Resposta direta: O discernimento vocacional pode ser ajudado pela família, por psicólogos, padres e outros acompanhadores, além do diretor espiritual. Cada um contribui com um olhar específico, e a decisão final é pessoal, mas depende da avaliação conjunta. A família acompanha de forma discreta e ativa, sem terceirizar o processo.
O papel da família no discernimento
O reitor do Seminário Interdiocesano da Província Eclesiástica de Santa Maria (RS), padre Edson Pereira, destaca que quem está nessa jornada não precisa realizá-la sozinha. Em primeiro lugar, ele cita a família, que não somente envia o jovem, mas o acompanha.

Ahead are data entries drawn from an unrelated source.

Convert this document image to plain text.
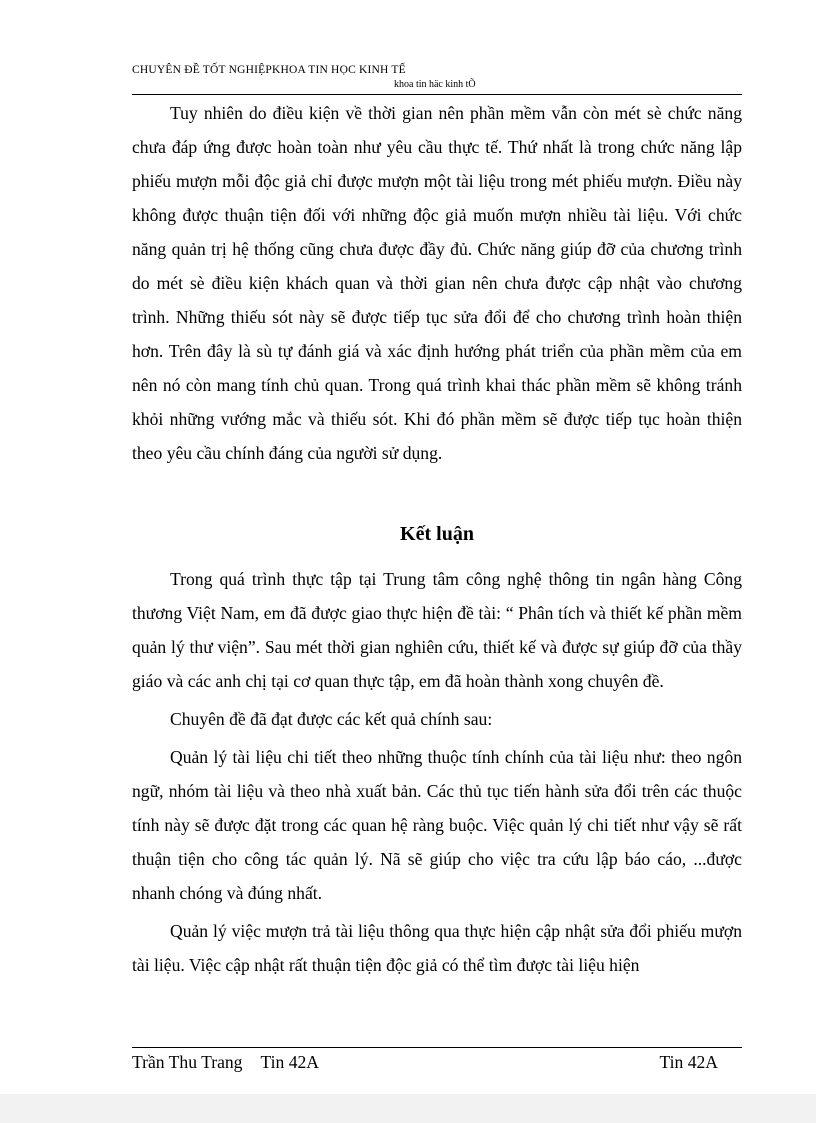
CHUYÊN ĐỀ TỐT NGHIỆPKHOA TIN HỌC KINH TẾ
khoa tin häc kinh tÕ

Tuy nhiên do điều kiện về thời gian nên phần mềm vẫn còn mét sè chức năng chưa đáp ứng được hoàn toàn như yêu cầu thực tế. Thứ nhất là trong chức năng lập phiếu mượn mỗi độc giả chỉ được mượn một tài liệu trong mét phiếu mượn. Điều này không được thuận tiện đối với những độc giả muốn mượn nhiều tài liệu. Với chức năng quản trị hệ thống cũng chưa được đầy đủ. Chức năng giúp đỡ của chương trình do mét sè điều kiện khách quan và thời gian nên chưa được cập nhật vào chương trình. Những thiếu sót này sẽ được tiếp tục sửa đổi để cho chương trình hoàn thiện hơn. Trên đây là sù tự đánh giá và xác định hướng phát triển của phần mềm của em nên nó còn mang tính chủ quan. Trong quá trình khai thác phần mềm sẽ không tránh khỏi những vướng mắc và thiếu sót. Khi đó phần mềm sẽ được tiếp tục hoàn thiện theo yêu cầu chính đáng của người sử dụng.

Kết luận

Trong quá trình thực tập tại Trung tâm công nghệ thông tin ngân hàng Công thương Việt Nam, em đã được giao thực hiện đề tài: “ Phân tích và thiết kế phần mềm quản lý thư viện”. Sau mét thời gian nghiên cứu, thiết kế và được sự giúp đỡ của thầy giáo và các anh chị tại cơ quan thực tập, em đã hoàn thành xong chuyên đề.

Chuyên đề đã đạt được các kết quả chính sau:

Quản lý tài liệu chi tiết theo những thuộc tính chính của tài liệu như: theo ngôn ngữ, nhóm tài liệu và theo nhà xuất bản. Các thủ tục tiến hành sửa đổi trên các thuộc tính này sẽ được đặt trong các quan hệ ràng buộc. Việc quản lý chi tiết như vậy sẽ rất thuận tiện cho công tác quản lý. Nã sẽ giúp cho việc tra cứu lập báo cáo, ...được nhanh chóng và đúng nhất.

Quản lý việc mượn trả tài liệu thông qua thực hiện cập nhật sửa đổi phiếu mượn tài liệu. Việc cập nhật rất thuận tiện độc giả có thể tìm được tài liệu hiện

Trần Thu Trang Tin 42A	Tin 42A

"O estar presente da família se consolida em ser discreta mas ativa. Jamais terceirizar o processo, mas fazer junto", indica o sacerdote. Isso significa que a família não apenas apoia de longe, mas participa ativamente, sem delegar a responsabilidade a terceiros.
Profissionais da formação: psicólogos e padres
Além da família, padre Edson Pereira sublinha que os diferentes olhares no campo formativo são de fundamental importância. "Cada profissional é corresponsável", observa. Dessa forma, psicólogos, padres e outros acompanhadores podem contribuir diretamente com o jovem que está discernindo sua vocação.

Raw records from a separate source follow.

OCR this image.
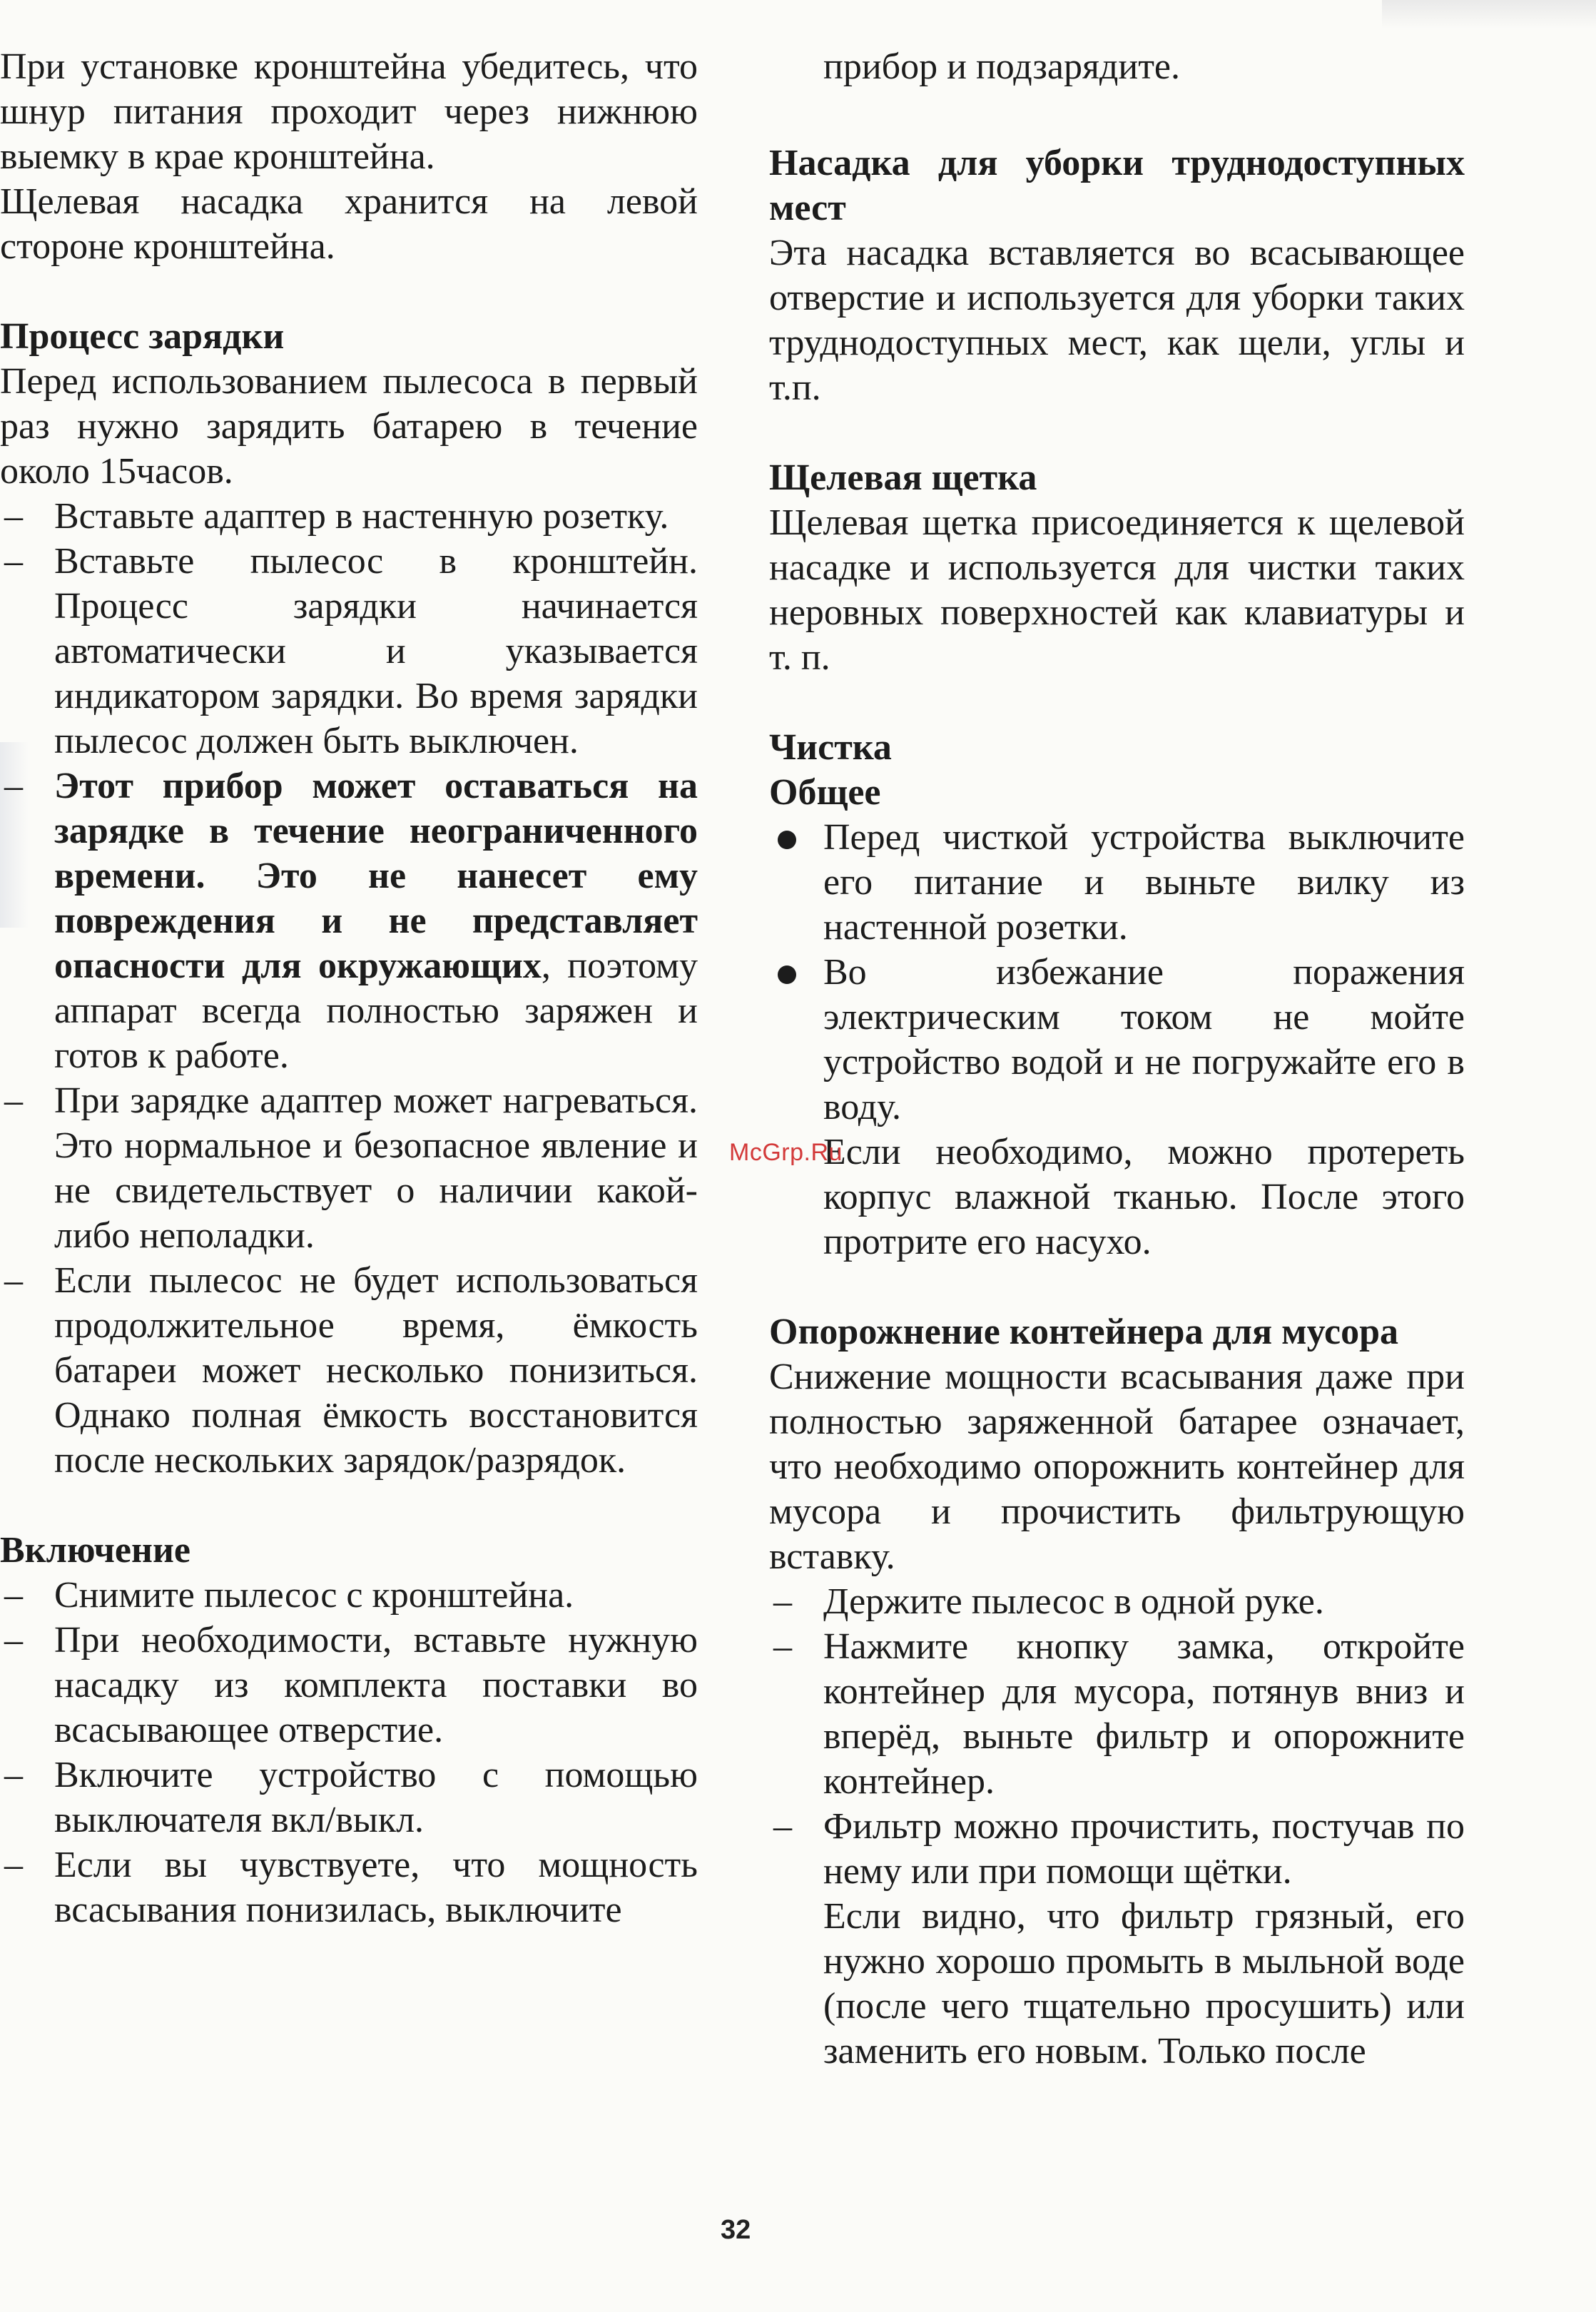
При установке кронштейна убедитесь, что шнур питания проходит через нижнюю выемку в крае кронштейна.

Щелевая насадка хранится на левой стороне кронштейна.

Процесс зарядки

Перед использованием пылесоса в первый раз нужно зарядить батарею в течение около 15часов.

– Вставьте адаптер в настенную розетку.
– Вставьте пылесос в кронштейн. Процесс зарядки начинается автоматически и указывается индикатором зарядки. Во время зарядки пылесос должен быть выключен.
– Этот прибор может оставаться на зарядке в течение неограниченного времени. Это не нанесет ему повреждения и не представляет опасности для окружающих, поэтому аппарат всегда полностью заряжен и готов к работе.
– При зарядке адаптер может нагреваться. Это нормальное и безопасное явление и не свидетельствует о наличии какой-либо неполадки.
– Если пылесос не будет использоваться продолжительное время, ёмкость батареи может несколько понизиться. Однако полная ёмкость восстановится после нескольких зарядок/разрядок.
Включение
– Снимите пылесос с кронштейна.
– При необходимости, вставьте нужную насадку из комплекта поставки во всасывающее отверстие.
– Включите устройство с помощью выключателя вкл/выкл.
– Если вы чувствуете, что мощность всасывания понизилась, выключите

прибор и подзарядите.

Насадка для уборки труднодоступных мест

Эта насадка вставляется во всасывающее отверстие и используется для уборки таких труднодоступных мест, как щели, углы и т.п.

Щелевая щетка

Щелевая щетка присоединяется к щелевой насадке и используется для чистки таких неровных поверхностей как клавиатуры и т. п.

Чистка
Общее
Перед чисткой устройства выключите его питание и выньте вилку из настенной розетки.
Во избежание поражения электрическим током не мойте устройство водой и не погружайте его в воду.

Если необходимо, можно протереть корпус влажной тканью. После этого протрите его насухо.

Опорожнение контейнера для мусора

Снижение мощности всасывания даже при полностью заряженной батарее означает, что необходимо опорожнить контейнер для мусора и прочистить фильтрующую вставку.

– Держите пылесос в одной руке.
– Нажмите кнопку замка, откройте контейнер для мусора, потянув вниз и вперёд, выньте фильтр и опорожните контейнер.
– Фильтр можно прочистить, постучав по нему или при помощи щётки.

Если видно, что фильтр грязный, его нужно хорошо промыть в мыльной воде (после чего тщательно просушить) или заменить его новым. Только после

McGrp.Ru
32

Essa corresponsabilidade amplia as perspectivas sobre o jovem, permitindo uma avaliação mais completa e rica.
A importância do diretor espiritual
Neste contexto, o reitor destaca a importância do acompanhamento espiritual. "Exerce o diretor espiritual um papel de orientação somado às outras dimensões da formação (humana, pastoral, intelectual)", pontua. O diretor espiritual não atua isolado, mas integra sua orientação às demais áreas da formação.

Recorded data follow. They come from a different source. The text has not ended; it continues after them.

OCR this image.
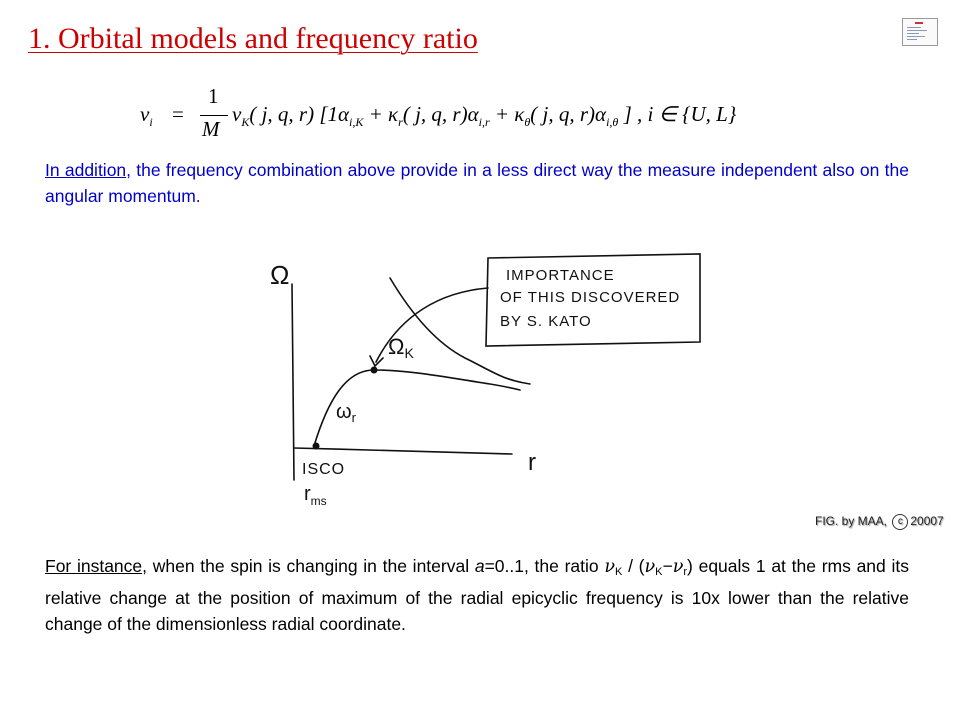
1. Orbital models and frequency ratio
$\nu_i$ =
1
M
$\nu_K$( j, q, r) [$1\alpha_{i,K} + \kappa_r$( j, q, $r)\alpha_{i,r} + \kappa_\theta$( j, q, $r)\alpha_{i,\theta}$ ] , i ∈ {U, L}
In addition, the frequency combination above provide in a less direct way the measure independent also on the angular momentum.
Ω
r
ΩK
$\omega_r$
ISCO
$r_{ms}$
IMPORTANCE
OF THIS DISCOVERED
BY S. KATO
FIG. by MAA, c 20007
For instance, when the spin is changing in the interval a=0..1, the ratio $\nu_K / (\nu_K-\nu_r)$ equals 1 at the rms and its relative change at the position of maximum of the radial epicyclic frequency is 10x lower than the relative change of the dimensionless radial coordinate.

Convivência com outras vocações
A convivência com diferentes opções vocacionais é uma experiência saudável e enriquecedora, bem como com as que têm a mesma escolha vocacional. Desta forma, o jovem consegue compreender mais claramente o chamado que Deus tem para ele.
A decisão é pessoal, mas não solitária
"A decisão de seguir o chamado é pessoal, porém depende da avaliação conjunta. São diversos olhares sobre a mesma pessoa, fazendo com que se tenha uma melhor condição de ajudar no discernimento do jovem", conclui padre Edson Pereira.
O processo, portanto, é partilhado: muitos auxiliam e têm papel fundamental, mas a escolha final permanece com o jovem.
Perguntas Frequentes
Quem são os principais auxiliares no discernimento vocacional?
Família, psicólogos, padres, outros acompanhadores e o diretor espiritual são os principais auxiliares citados pelo padre Edson Pereira.
Qual o papel da família no processo?
A família acompanha de forma discreta e ativa, sem terceirizar o processo, fazendo junto com o jovem.
O que faz o diretor espiritual?
O diretor espiritual orienta, somando-se às dimensões humana, pastoral e intelectual da formação.
A decisão final é do jovem?
Sim, a decisão é pessoal, mas depende da avaliação conjunta de todos os envolvidos.